With this type of AI, the usefulness of the information depends the contextual information provided. Simply presenting the answer, no matter how accurate and precise, is of limited usefulness, as we’ll see in our case study.

Evaluating options case study

When treating a patient, physicians often need to choose among multiple treatment options. An AI could help select the best option for each patient.

Imagine an AI that could read a patient record and evaluate four treatment options. Sample raw output is shown below. The treatments are sorted by score with .99 being the best possible score.

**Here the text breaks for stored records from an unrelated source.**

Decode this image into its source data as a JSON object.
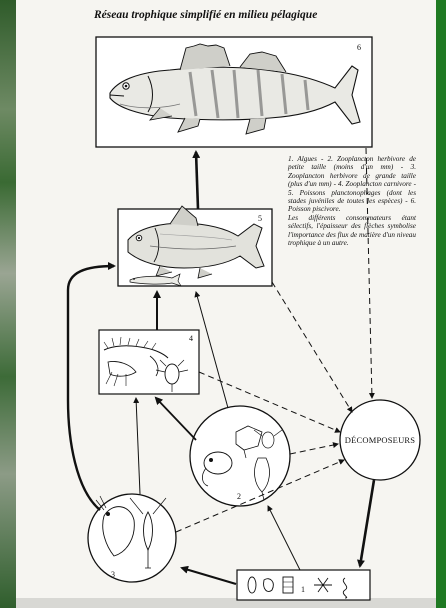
{
  "title": "Réseau trophique simplifié en milieu pélagique",
  "legend": {
    "entries": "1. Algues - 2. Zooplancton herbivore de petite taille (moins d'un mm) - 3. Zooplancton herbivore de grande taille (plus d'un mm) - 4. Zooplancton carnivore - 5. Poissons planctonophages (dont les stades juvéniles de toutes les espèces) - 6. Poisson piscivore.",
    "note": "Les différents consommateurs étant sélectifs, l'épaisseur des flèches symbolise l'importance des flux de matière d'un niveau trophique à un autre."
  },
  "nodes": {
    "n1": "1",
    "n2": "2",
    "n3": "3",
    "n4": "4",
    "n5": "5",
    "n6": "6",
    "decomposers": "DÉCOMPOSEURS"
  },
  "colors": {
    "frame_green": "#1a6b1f",
    "paper": "#f6f5f1",
    "ink": "#111111"
  }
}
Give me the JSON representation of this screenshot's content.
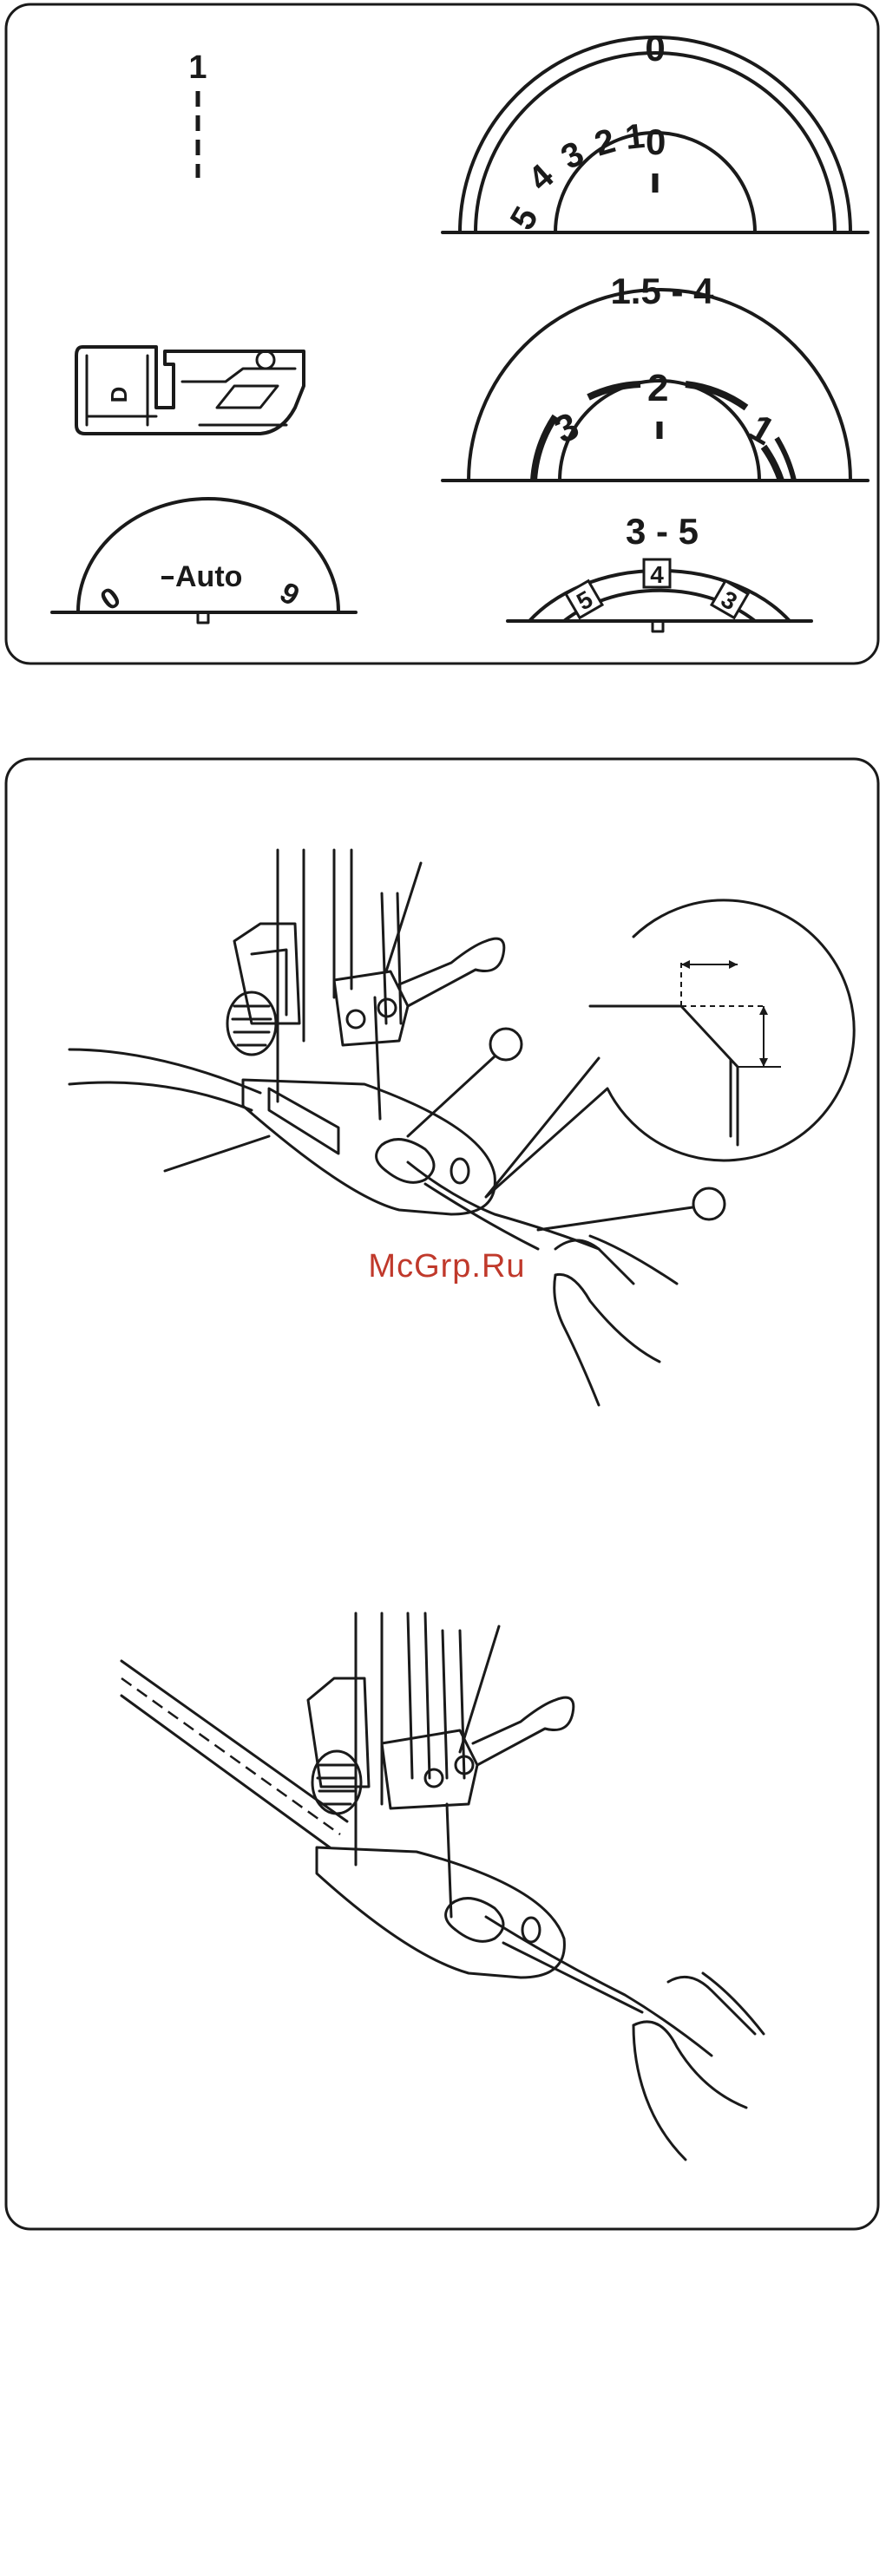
{
  "panel1": {
    "stitch_width": "1",
    "dial_top": {
      "label": "0",
      "numbers": [
        "5",
        "4",
        "3",
        "2",
        "1",
        "0"
      ]
    },
    "dial_middle": {
      "label": "1.5 - 4",
      "numbers": [
        "3",
        "2",
        "1"
      ]
    },
    "dial_bottom": {
      "label": "3 - 5",
      "numbers": [
        "5",
        "4",
        "3"
      ]
    },
    "dial_left": {
      "center": "Auto",
      "left": "0",
      "right": "9"
    },
    "foot_letter": "D"
  },
  "watermark": "McGrp.Ru",
  "colors": {
    "ink": "#1a1a1a",
    "watermark": "#c0392b"
  }
}
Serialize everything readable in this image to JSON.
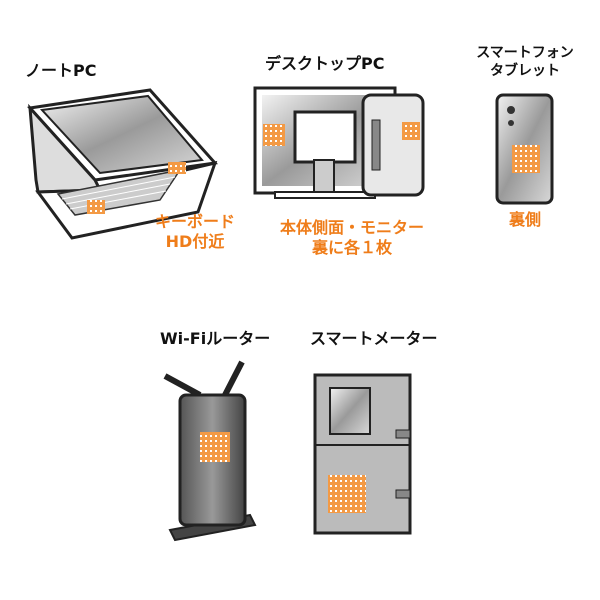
{
  "devices": {
    "laptop": {
      "title": "ノートPC",
      "note_line1": "キーボード",
      "note_line2": "HD付近"
    },
    "desktop": {
      "title": "デスクトップPC",
      "note_line1": "本体側面・モニター",
      "note_line2": "裏に各１枚"
    },
    "phone": {
      "title_line1": "スマートフォン",
      "title_line2": "タブレット",
      "note": "裏側"
    },
    "router": {
      "title": "Wi-Fiルーター"
    },
    "meter": {
      "title": "スマートメーター"
    }
  },
  "colors": {
    "accent": "#ef7d1a",
    "text": "#111111",
    "device_gray": "#9a9a9a"
  }
}
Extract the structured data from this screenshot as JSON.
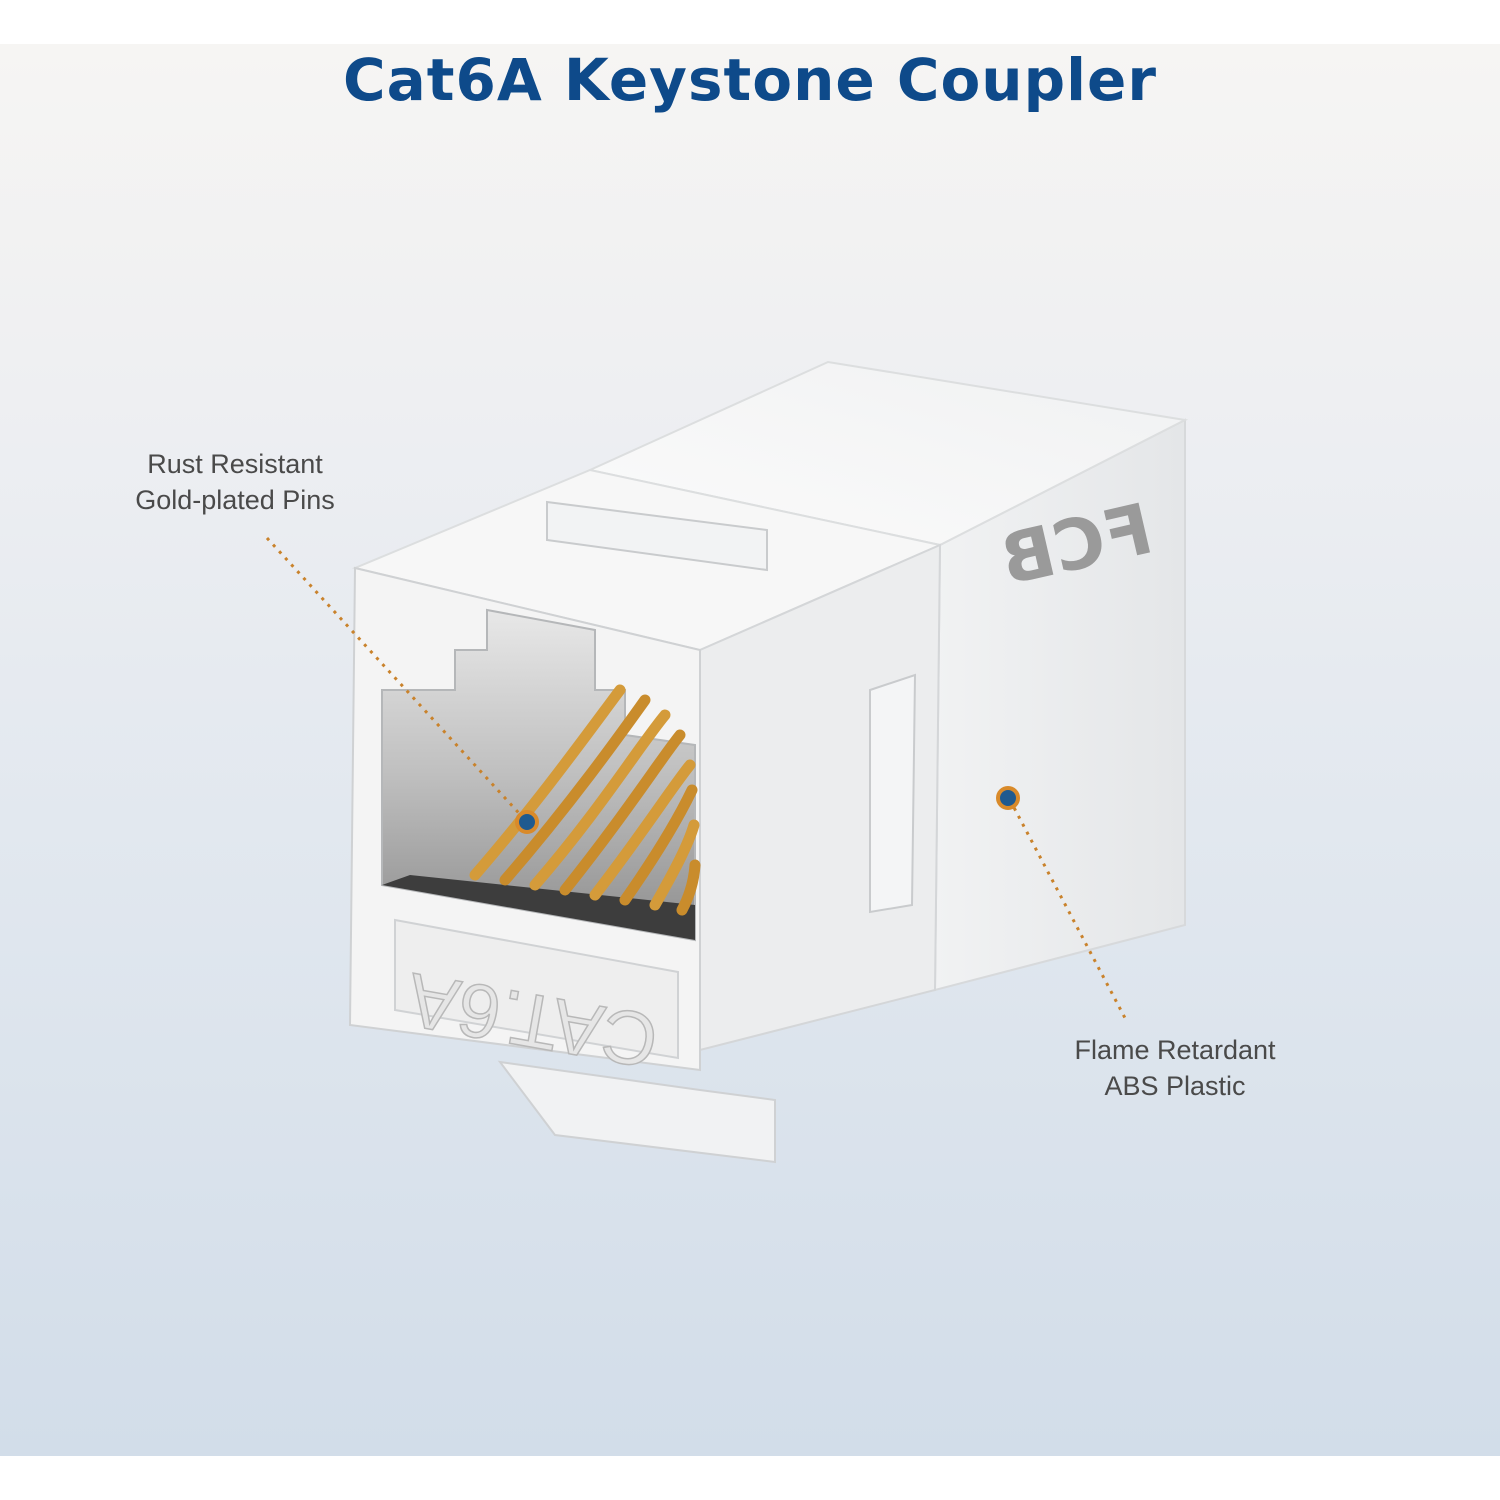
{
  "title": "Cat6A Keystone Coupler",
  "colors": {
    "title": "#0e4a8a",
    "leader": "#c9822b",
    "dot_fill": "#1f5a8f",
    "dot_ring": "#d98a2a",
    "pins": "#d49b3a"
  },
  "callouts": {
    "pins": {
      "line1": "Rust Resistant",
      "line2": "Gold-plated Pins"
    },
    "plastic": {
      "line1": "Flame Retardant",
      "line2": "ABS Plastic"
    }
  },
  "product": {
    "front_label": "CAT.6A",
    "brand_logo": "FCB"
  }
}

From this raw output, a physician could discern that the AI considers Treatment C the best option because it received the highest score. However, this output is not as useful as it could be because it does not address some things the physician wants to know:

While Treatment C is the “best”, is it “highly recommended” or is it “the best of a bad lot” or is it something in between?
Treatment A also seems pretty good. In practical terms, how much better is Treatment C?

How might this output be presented in a more useful manner in terms of our focus on accuracy and precision? To borrow a phrase, the problem here is that there is too much data and not enough information. That is, the treatment scores (e.g., .79) are more precise than needed but important information is not provided.

One solution is grouping the options into meaningful levels of advisability. That is, a small set of rating categories could be defined such as Recommended and Not Recommended; then options could be assigned one of the ratings.

This coarser-grained (less accurate) rating scheme is more aligned with the reality that treatments C and A are about equally advisable, and either would be effective for this patient.

We’ll end with some further UX considerations for this type of AI:

The set of options needs to be designed. Issues include: How narrow should they be? Should any options be excluded — if so, how should this be communicated to users?
The rating scheme also needs to be designed. An alternative to the one above could be a 4-level scheme like: Best Option | Recommended | Acceptable | Not Recommended.
Using a rating scheme requires an additional layer of intelligence. This layer converts the raw precise score (.79) into a less precise but more useful rating (Recommended).
There’s a subtle but important difference between evaluating a list of options and recommending an option. In our case study, the final treatment selection would be left to the physician and patient who would decide based on criteria not considered by the AI model. For example, the physician might choose a treatment because they have more experience with it.
Besides the overall score, the evaluation model likely also has additional details about the treatments that could be displayed to help the physician make the final selection, such as a rating for side-effects.

Conclusion

We’ve seen that useful AI information arises not only from technical quality (high accuracy and precision) but also from user experience. UX can mitigate the inevitable technical limitations and provide useful accuracy and precision. To do this, UX designers need to consider accuracy and precision in light of user needs and in the context of the particular type of AI, be it regression, classification, or something else.